Drymon sent the feathers to friend and frequent collaborator Kevin Feldheim, a geneticist with the Field Museum. His lab analyzed the DNA of the partially-digested feathers.
According to the Field Museum’s report on the findings:
“The scientists took tiny pieces of the bird remains and used chemicals to break them down into their basic molecular components. From there, they were able to examine the DNA sequences present in the bird tissues and compared them to databases of bird DNA to see what species they were from.”
Feldheim, like Drymon, thought the feathers would come from seabirds. After all, tiger sharks have been documented targeting baby albatrosses off Hawaii, and fish like giant trevally will focus on baby sooty terns that fall from their cliff nests into the water.
But the feathers in this shark were not from a seabird.
“It was a brown thrasher,” said Feldheim. “A songbird.”
Drymon and his team began pumping the stomachs of all the young tiger sharks they caught. And they found more feathers. In fact, of 105 sharks studied, 41 had feathers in their stomachs. Some could be identified morphologically, but the rest were sent to Feldheim’s lab for identification.
“None were seabirds,” said Feldheim. “There was one American coot, a marsh species. The rest were songbirds. We found doves, swallows, an Eastern kingbird, a yellowthroat. These were species most people associate with their backyards, not as shark food.”

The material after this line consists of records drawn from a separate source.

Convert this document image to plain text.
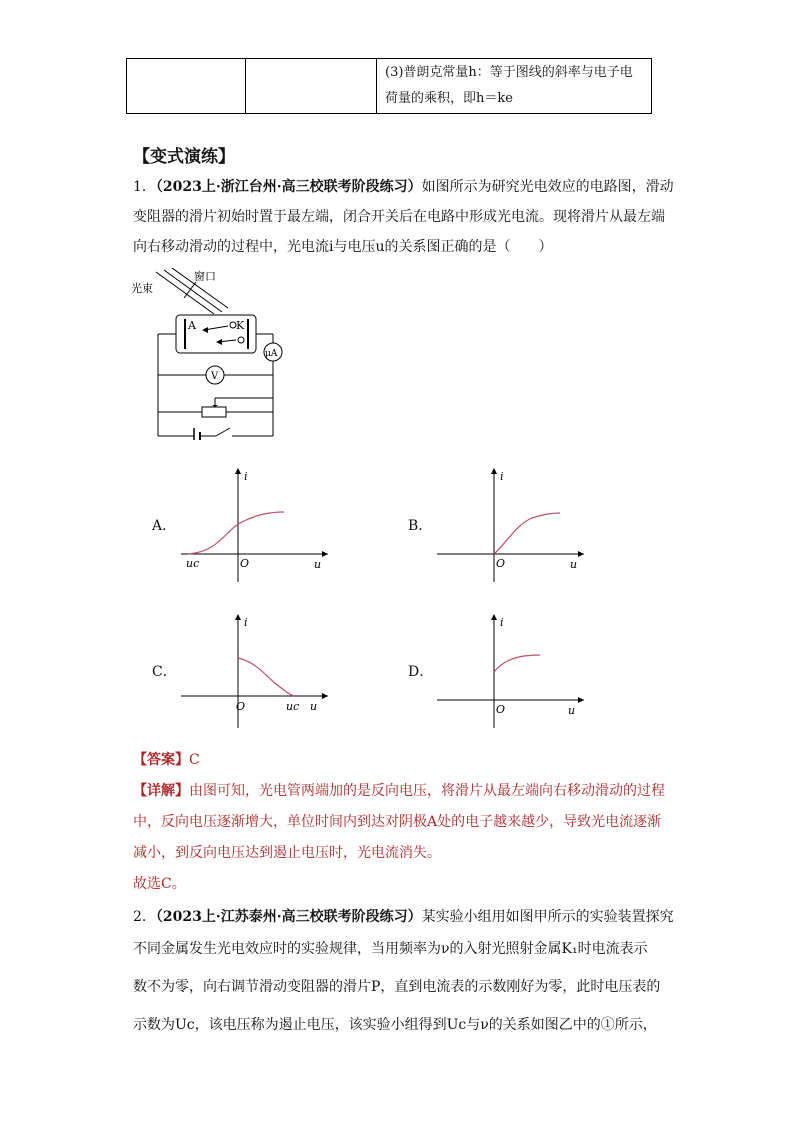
(3)普朗克常量h：等于图线的斜率与电子电
荷量的乘积，即h＝ke
【变式演练】
1．（2023上·浙江台州·高三校联考阶段练习）如图所示为研究光电效应的电路图，滑动
变阻器的滑片初始时置于最左端，闭合开关后在电路中形成光电流。现将滑片从最左端
向右移动滑动的过程中，光电流i与电压u的关系图正确的是（　　）
光束
窗口
A	K
μA
V
A．
i
u
O
uc
B．
i
u
O
C．
i
u
O	uc
D．
i
u
O
【答案】C
【详解】由图可知，光电管两端加的是反向电压，将滑片从最左端向右移动滑动的过程
中，反向电压逐渐增大，单位时间内到达对阴极A处的电子越来越少，导致光电流逐渐
减小，到反向电压达到遏止电压时，光电流消失。
故选C。
2．（2023上·江苏泰州·高三校联考阶段练习）某实验小组用如图甲所示的实验装置探究
不同金属发生光电效应时的实验规律，当用频率为ν的入射光照射金属K₁时电流表示
数不为零，向右调节滑动变阻器的滑片P，直到电流表的示数刚好为零，此时电压表的
示数为Uc，该电压称为遏止电压，该实验小组得到Uc与ν的关系如图乙中的①所示，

“We hypothesized that young tiger sharks were focusing on areas where they could feed on songbirds, but we didn’t know the mechanism for how this was happening,” said Drymon.
Literally billions of songbirds migrate across the Gulf of Mexico each year, a long and perilous journey. Tiger sharks were congregating along migration routes. One nearby community – Dauphin Island, Alabama — even advertises itself as “America’s Birdiest Coastal Town.”
“If even a tiny fraction of the birds don’t make the migration, it still represents a lot of food,” said Drymon. “We hypothesize that young tiger sharks congregate in areas to take advantage of this. Unexpected weather patterns and unexpected storms force songbirds into the water.”
“Unlike seabirds, these birds are not well equipped to take off once they end up in the ocean,” said Feldheim.
Adult tiger sharks will eat “pretty much anything they want,” according to Drymon, including sea turtles. But baby tiger sharks, about a meter long at birth, mainly scavenge. Songbirds on the water present a perfect source of protein.
There’s not evidence that other shark species key in on this bounty. In part, it’s because tiger sharks are such opportunists and in part due to feeding habits.
“Tiger sharks often feed closer to the surface than other species,” said Drymon. “I think the birds are likely dead when the sharks feed on them. But they are likely floating or just starting to sink.”
Birders and scientists alike know that many birds don’t complete their migratory journey across the Gulf of Mexico. But whatever becomes of the birds that fall into the ocean? Now we know: many become shark food.
“Those feathers we found in shark barf didn’t represent an isolated occurrence,” said Drymon. “Songbirds are not an insignificant food source for young tiger sharks. We believe the sharks are in areas where birds are more likely to fall.”